From her perch high above the Meramec River, undergraduate Margo Crothers eyed the floodwaters warily. As a Pathfinder Fellow, she could remember camping overnight at a site near the river’s edge. Now that edge was gone.

“It looked like the forest was rising up from a lake,” Crothers said. 

WashU students helped to launch a specialized drone called a Quantum Trinity F90+ fitted with an Altum-PT multispectral camera. (Video: Claire Masteller)

On Nov. 8, Crothers and classmates from her “Geospatial Field Methods” course (EEPS 468) traveled to Tyson Research Center, Washington University in St. Louis’ environmental field station, to collect high-resolution images of the Meramec River as its floodwaters crested. 

students prepare drone for launch
EEPS 468 instructor Bill Winston prepares the Quantum Trinity F90+ UAV for flight. (Tomas Salazar)

Earlier in the week, a storm dumped up to 12 inches of rain on parts of eastern Missouri and the Ozarks. As predicted, after a few days’ lag, local waterways rose.
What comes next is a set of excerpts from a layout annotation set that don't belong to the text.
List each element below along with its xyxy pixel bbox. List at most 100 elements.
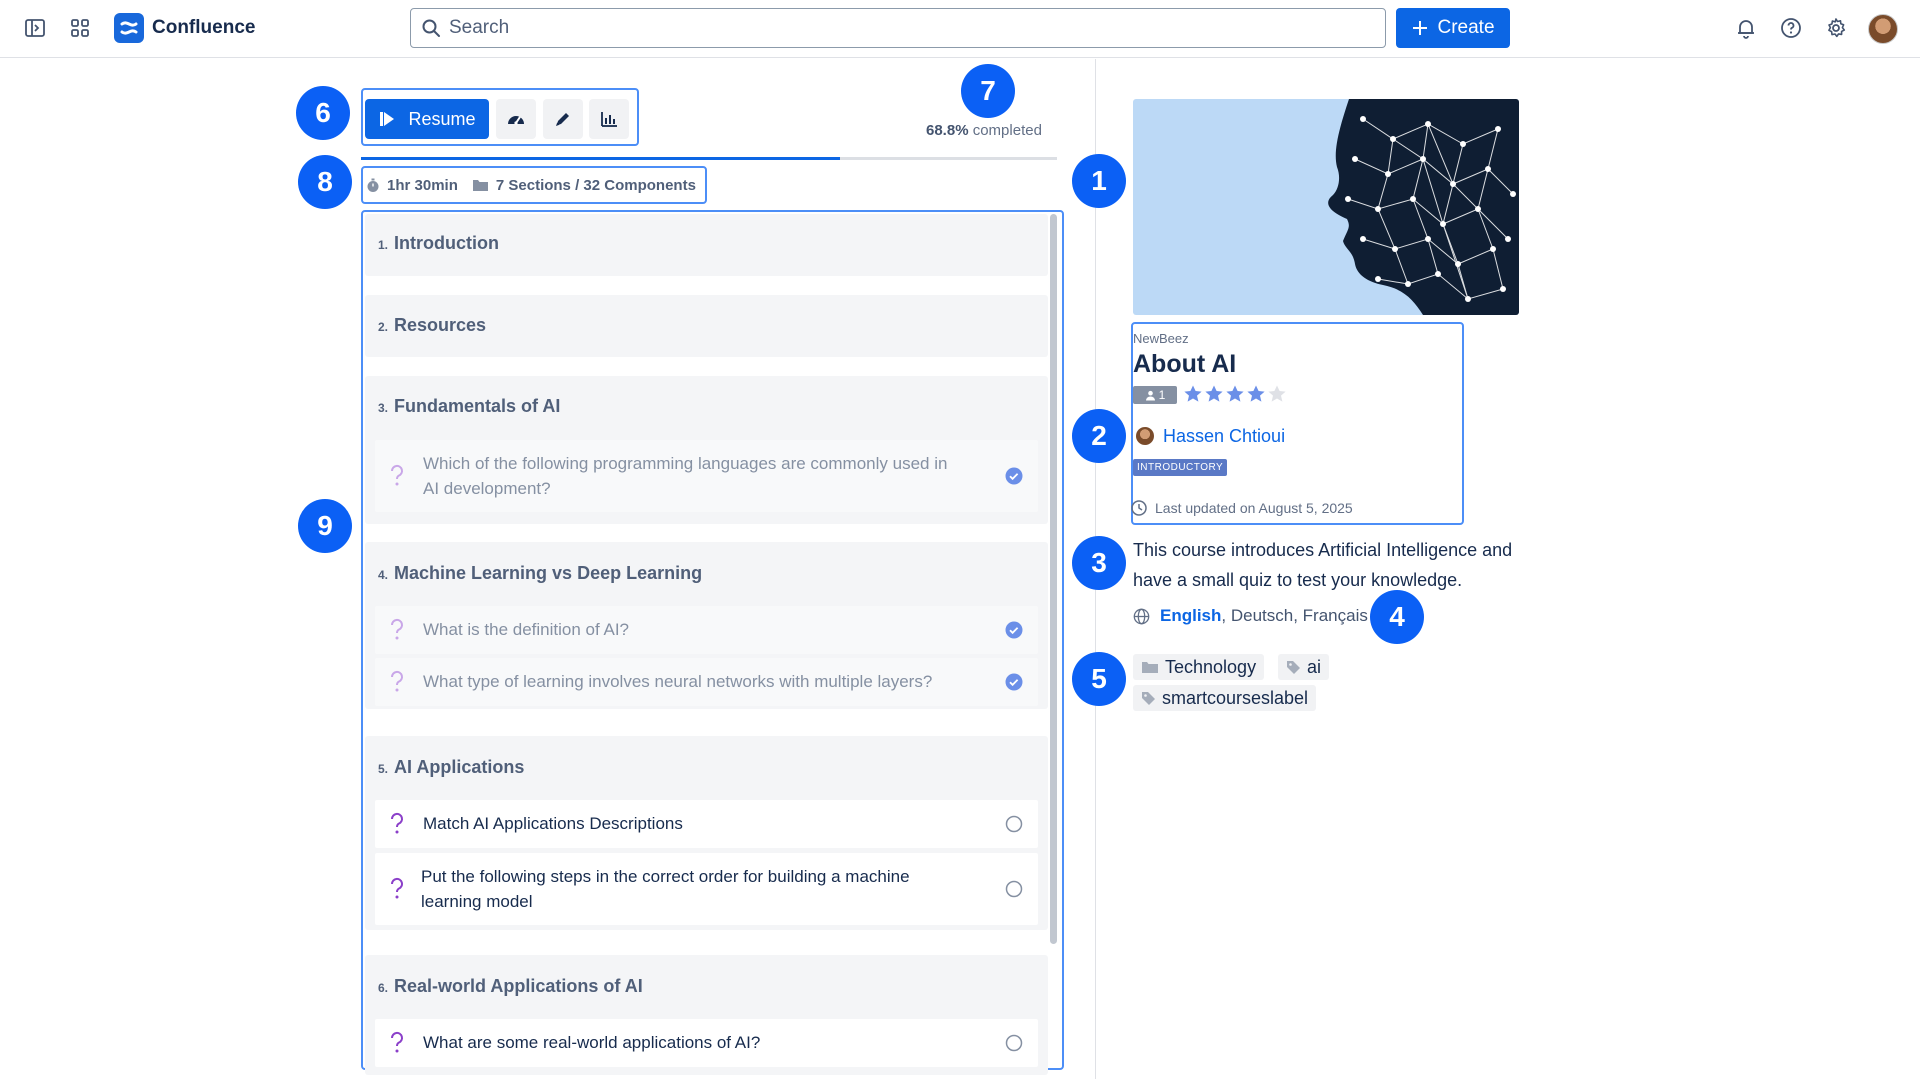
pencil-icon [556,113,569,126]
item-text: Put the following steps in the correct o… [421,867,910,911]
item-text: Match AI Applications Descriptions [423,814,683,833]
star-icon[interactable] [1183,384,1203,404]
course-description: This course introduces Artificial Intell… [1133,540,1513,590]
marker-6: 6 [296,86,350,140]
sidebar-toggle-icon[interactable] [22,15,48,41]
last-updated: Last updated on August 5, 2025 [1131,500,1353,516]
marker-7: 7 [961,64,1015,118]
course-title: About AI [1133,350,1237,378]
sections-scrollbar[interactable] [1050,214,1057,944]
empty-circle-icon[interactable] [1005,815,1023,833]
course-cover-image [1133,99,1519,315]
empty-circle-icon[interactable] [1005,880,1023,898]
language-english[interactable]: English [1160,606,1221,625]
check-circle-icon [1005,621,1023,639]
star-icon[interactable] [1225,384,1245,404]
question-icon [390,464,403,486]
gear-icon[interactable] [1823,15,1849,41]
progress-bar-fill [361,157,840,160]
course-meta: 1hr 30min 7 Sections / 32 Components [361,166,707,204]
list-item[interactable]: Put the following steps in the correct o… [375,853,1038,925]
section-title: 1. Introduction [378,233,499,253]
progress-bar [361,157,1057,160]
help-icon[interactable] [1778,15,1804,41]
label-text: smartcourseslabel [1162,687,1309,708]
section-title: 2. Resources [378,315,487,335]
clock-icon [1131,500,1147,516]
resume-button[interactable]: Resume [365,99,489,139]
label-text: ai [1307,656,1322,677]
structure-text: 7 Sections / 32 Components [495,176,696,194]
marker-8: 8 [298,155,352,209]
stopwatch-icon [367,178,379,192]
item-text: What is the definition of AI? [423,620,630,639]
question-icon [390,670,403,692]
app-switcher-icon[interactable] [67,15,93,41]
section-resources[interactable]: 2. Resources [365,295,1048,357]
question-icon [390,812,403,834]
search-input[interactable] [449,17,1349,39]
publisher-name: NewBeez [1133,331,1189,346]
confluence-logo-icon[interactable] [114,13,144,43]
marker-1: 1 [1072,154,1126,208]
check-circle-icon [1005,673,1023,691]
top-navigation: Confluence Create [0,0,1920,58]
edit-button[interactable] [543,99,583,139]
section-title: 5. AI Applications [378,757,525,777]
section-introduction[interactable]: 1. Introduction [365,214,1048,276]
category-tag[interactable]: Technology [1133,654,1265,680]
section-title: 6. Real-world Applications of AI [378,976,643,996]
resume-label: Resume [408,108,476,129]
marker-5: 5 [1072,652,1126,706]
marker-3: 3 [1072,536,1126,590]
empty-circle-icon[interactable] [1005,1034,1023,1052]
globe-icon [1133,608,1150,624]
enrolled-badge: 1 [1133,386,1177,404]
language-others[interactable]: , Deutsch, Français [1221,606,1367,625]
author-avatar [1136,427,1154,445]
check-circle-icon [1005,467,1023,485]
folder-icon [472,180,488,191]
list-item[interactable]: What type of learning involves neural ne… [375,658,1038,706]
question-icon [390,1031,403,1053]
section-title: 3. Fundamentals of AI [378,396,561,416]
search-icon [422,19,440,37]
item-text: Which of the following programming langu… [423,454,948,498]
language-selector: English, Deutsch, Français [1133,606,1368,626]
search-bar[interactable] [410,8,1386,48]
bell-icon[interactable] [1733,15,1759,41]
star-icon[interactable] [1267,384,1287,404]
user-avatar[interactable] [1868,14,1898,44]
list-item[interactable]: Match AI Applications Descriptions [375,800,1038,848]
play-icon [380,112,395,126]
marker-4: 4 [1370,590,1424,644]
brand-name[interactable]: Confluence [152,17,255,39]
label-tag-ai[interactable]: ai [1278,654,1330,680]
list-item[interactable]: What are some real-world applications of… [375,1019,1038,1067]
star-icon[interactable] [1246,384,1266,404]
level-badge: INTRODUCTORY [1133,459,1228,476]
marker-2: 2 [1072,409,1126,463]
section-title: 4. Machine Learning vs Deep Learning [378,563,703,583]
list-item[interactable]: Which of the following programming langu… [375,440,1038,512]
dashboard-button[interactable] [496,99,536,139]
create-button-label: Create [1437,17,1495,38]
rating-stars[interactable] [1183,384,1287,404]
speedometer-icon [508,116,524,125]
user-icon [1145,390,1155,400]
report-button[interactable] [589,99,629,139]
folder-icon [1142,662,1158,673]
author-link[interactable]: Hassen Chtioui [1163,426,1285,447]
category-label: Technology [1165,656,1257,677]
star-icon[interactable] [1204,384,1224,404]
create-button[interactable]: Create [1396,8,1510,48]
plus-icon [1413,21,1428,35]
label-tag-smartcourses[interactable]: smartcourseslabel [1133,685,1317,711]
tag-icon [1287,660,1300,674]
marker-9: 9 [298,499,352,553]
question-icon [390,618,403,640]
item-text: What type of learning involves neural ne… [423,672,933,691]
enrolled-count: 1 [1158,388,1166,402]
list-item[interactable]: What is the definition of AI? [375,606,1038,654]
progress-suffix: completed [972,122,1042,139]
Officials closed six Missouri state parks and other county parks and recreation areas as the high waters wreaked havoc along the Current, Jacks Fork and Meramec rivers. 
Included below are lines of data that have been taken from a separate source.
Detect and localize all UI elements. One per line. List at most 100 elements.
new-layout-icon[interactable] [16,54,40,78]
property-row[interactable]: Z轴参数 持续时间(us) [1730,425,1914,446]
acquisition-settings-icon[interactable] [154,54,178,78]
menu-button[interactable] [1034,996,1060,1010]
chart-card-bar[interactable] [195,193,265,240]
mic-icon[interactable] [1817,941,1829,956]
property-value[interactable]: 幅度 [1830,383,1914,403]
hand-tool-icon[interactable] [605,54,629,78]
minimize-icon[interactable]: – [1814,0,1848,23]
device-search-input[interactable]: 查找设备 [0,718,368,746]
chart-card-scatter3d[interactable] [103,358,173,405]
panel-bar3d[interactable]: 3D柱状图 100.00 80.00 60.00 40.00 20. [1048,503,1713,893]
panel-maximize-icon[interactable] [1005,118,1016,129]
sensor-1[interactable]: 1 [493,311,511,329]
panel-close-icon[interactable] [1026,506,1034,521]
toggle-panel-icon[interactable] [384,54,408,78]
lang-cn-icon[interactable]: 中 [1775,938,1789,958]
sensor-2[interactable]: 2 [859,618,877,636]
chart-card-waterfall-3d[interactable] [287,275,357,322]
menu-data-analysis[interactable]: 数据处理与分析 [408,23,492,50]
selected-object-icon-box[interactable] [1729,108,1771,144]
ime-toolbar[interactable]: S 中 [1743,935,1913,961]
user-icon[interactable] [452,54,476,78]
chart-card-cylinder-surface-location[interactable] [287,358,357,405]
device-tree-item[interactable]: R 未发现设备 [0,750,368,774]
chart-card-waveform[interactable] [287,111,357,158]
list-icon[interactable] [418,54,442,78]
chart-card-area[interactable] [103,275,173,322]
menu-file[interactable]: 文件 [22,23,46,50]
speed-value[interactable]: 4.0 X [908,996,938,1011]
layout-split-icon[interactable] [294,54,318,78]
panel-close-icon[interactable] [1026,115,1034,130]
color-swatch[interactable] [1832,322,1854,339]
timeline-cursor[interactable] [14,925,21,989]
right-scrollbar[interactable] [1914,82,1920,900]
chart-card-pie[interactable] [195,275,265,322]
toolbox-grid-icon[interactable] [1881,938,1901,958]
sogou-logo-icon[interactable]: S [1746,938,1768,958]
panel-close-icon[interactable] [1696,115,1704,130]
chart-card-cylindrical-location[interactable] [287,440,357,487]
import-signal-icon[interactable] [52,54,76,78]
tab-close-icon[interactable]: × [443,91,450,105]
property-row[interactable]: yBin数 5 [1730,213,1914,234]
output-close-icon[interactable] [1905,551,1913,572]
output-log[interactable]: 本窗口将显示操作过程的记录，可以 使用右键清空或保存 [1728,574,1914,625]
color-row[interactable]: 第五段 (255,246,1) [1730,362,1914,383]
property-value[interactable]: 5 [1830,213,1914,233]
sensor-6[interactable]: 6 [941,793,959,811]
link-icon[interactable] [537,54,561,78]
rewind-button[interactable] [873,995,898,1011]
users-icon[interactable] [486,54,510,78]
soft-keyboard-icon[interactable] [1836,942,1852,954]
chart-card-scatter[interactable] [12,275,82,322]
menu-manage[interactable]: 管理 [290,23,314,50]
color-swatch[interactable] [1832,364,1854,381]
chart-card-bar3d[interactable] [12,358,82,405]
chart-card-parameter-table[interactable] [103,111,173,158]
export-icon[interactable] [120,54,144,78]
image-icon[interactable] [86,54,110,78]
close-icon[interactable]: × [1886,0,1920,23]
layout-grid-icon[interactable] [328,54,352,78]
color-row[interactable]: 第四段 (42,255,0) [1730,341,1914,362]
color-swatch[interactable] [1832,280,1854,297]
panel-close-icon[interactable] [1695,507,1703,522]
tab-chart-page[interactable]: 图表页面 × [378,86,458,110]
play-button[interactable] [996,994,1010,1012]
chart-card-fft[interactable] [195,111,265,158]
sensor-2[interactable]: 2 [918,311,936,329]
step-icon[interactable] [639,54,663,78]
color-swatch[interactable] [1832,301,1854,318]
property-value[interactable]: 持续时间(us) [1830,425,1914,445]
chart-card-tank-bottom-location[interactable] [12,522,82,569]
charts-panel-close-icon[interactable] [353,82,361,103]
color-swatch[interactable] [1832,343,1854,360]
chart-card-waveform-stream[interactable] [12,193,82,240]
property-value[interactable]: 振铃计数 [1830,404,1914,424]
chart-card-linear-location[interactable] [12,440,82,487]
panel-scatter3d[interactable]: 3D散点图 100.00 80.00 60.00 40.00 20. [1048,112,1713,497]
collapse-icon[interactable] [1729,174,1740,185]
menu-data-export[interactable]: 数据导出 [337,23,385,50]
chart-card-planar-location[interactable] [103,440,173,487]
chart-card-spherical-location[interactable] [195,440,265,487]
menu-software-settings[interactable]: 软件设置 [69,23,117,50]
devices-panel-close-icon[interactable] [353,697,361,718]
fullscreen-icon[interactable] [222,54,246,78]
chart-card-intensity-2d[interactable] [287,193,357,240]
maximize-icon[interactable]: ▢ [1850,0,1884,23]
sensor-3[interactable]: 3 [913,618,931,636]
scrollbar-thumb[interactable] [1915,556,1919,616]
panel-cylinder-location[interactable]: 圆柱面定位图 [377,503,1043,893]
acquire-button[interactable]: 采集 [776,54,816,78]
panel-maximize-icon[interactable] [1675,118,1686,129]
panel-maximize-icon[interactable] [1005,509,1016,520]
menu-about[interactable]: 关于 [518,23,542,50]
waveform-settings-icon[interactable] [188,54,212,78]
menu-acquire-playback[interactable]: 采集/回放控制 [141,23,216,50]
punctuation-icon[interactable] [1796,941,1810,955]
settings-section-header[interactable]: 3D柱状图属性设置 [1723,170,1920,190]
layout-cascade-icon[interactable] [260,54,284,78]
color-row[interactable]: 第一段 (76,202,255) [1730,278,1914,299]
As measured at the U.S. Geological Survey’s Eureka Gage, the Nov. 8 flood event was the 10th-largest flood of the Meramec River on record since 1904.

“When the flood happened, it was an opportunity to apply the course material to study a significant regional event in real time,” said Alex Bradley, ​an associate professor of earth, environmental and planetary sciences in Arts & Sciences and a director of the Geospatial Research Initiative at WashU, who co-teaches the geospatial class with Bill Winston, a geospatial technology specialist and programmer. 
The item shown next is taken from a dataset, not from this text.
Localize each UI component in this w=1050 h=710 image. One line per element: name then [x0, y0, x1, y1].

Students in the class learn how to make high-precision position measurements; how to collect and analyze light detection and ranging (lidar) data; and how to use drones to collect very high-resolution imagery. 

For Crothers, an earth science major with a minor in math, both in Arts & Sciences, one of the most exciting parts of the day was the opportunity to fly the “big drone,” WashU’s newest unmanned aerial vehicle or UAV, a Quantum Trinity F90+, with a Micasense Altum-PT multispectral camera. 

“We had to think about the whole process, and not just the small pieces,” Crothers said.

UAV imagery
A composite of more than 1,700 photos of the Meramec River taken by UAV near Tyson Research Center Nov. 8. The false color highlights the contrast between vegetation and water.
flooding comparison
Contrasting views of the Meramec River on Nov. 1 and Nov. 7. (Image: Planet/Jed Dale)

The sorts of data Crothers and her classmates collected at the Meramec River can be valuable in understanding the extent and damage of flooding and in assessing future risks. 

Future redeployments of the WashU drone might help researchers observe how the landscape recovers from the flooding.

“This flood was large enough that we would expect there to be significant channel change in response to it,” said Claire Masteller, an assistant professor of earth, environmental and planetary sciences in Arts & Sciences, who also participated in the mapping excursion.

“Determining the extent of channel change from a flood of this size has important implications for infrastructure and river management, as this degree of inundation happens relatively frequently compared to the most extreme floods on record,” Masteller said. “We’d classify this event as a flood with a 10-year recurrence interval, or an event with a 10% probability of occurring each year.”

Crothers said that it took the class about an hour to fly the drone to survey this section of the Meramec River near Eureka, Mo.

Back on campus, the students will continue to work with the data that they collected over the next few weeks.

“One goal at the Meramec River was for students to get experience deploying these techniques in the real world in response to an emergent problem,” Bradley said.

“We learn technical skills on campus in a pretty controlled environment, but things can always go wrong in the field,” Bradley said. “EEPS students get a lot of practice at applying classroom skills to the real world.”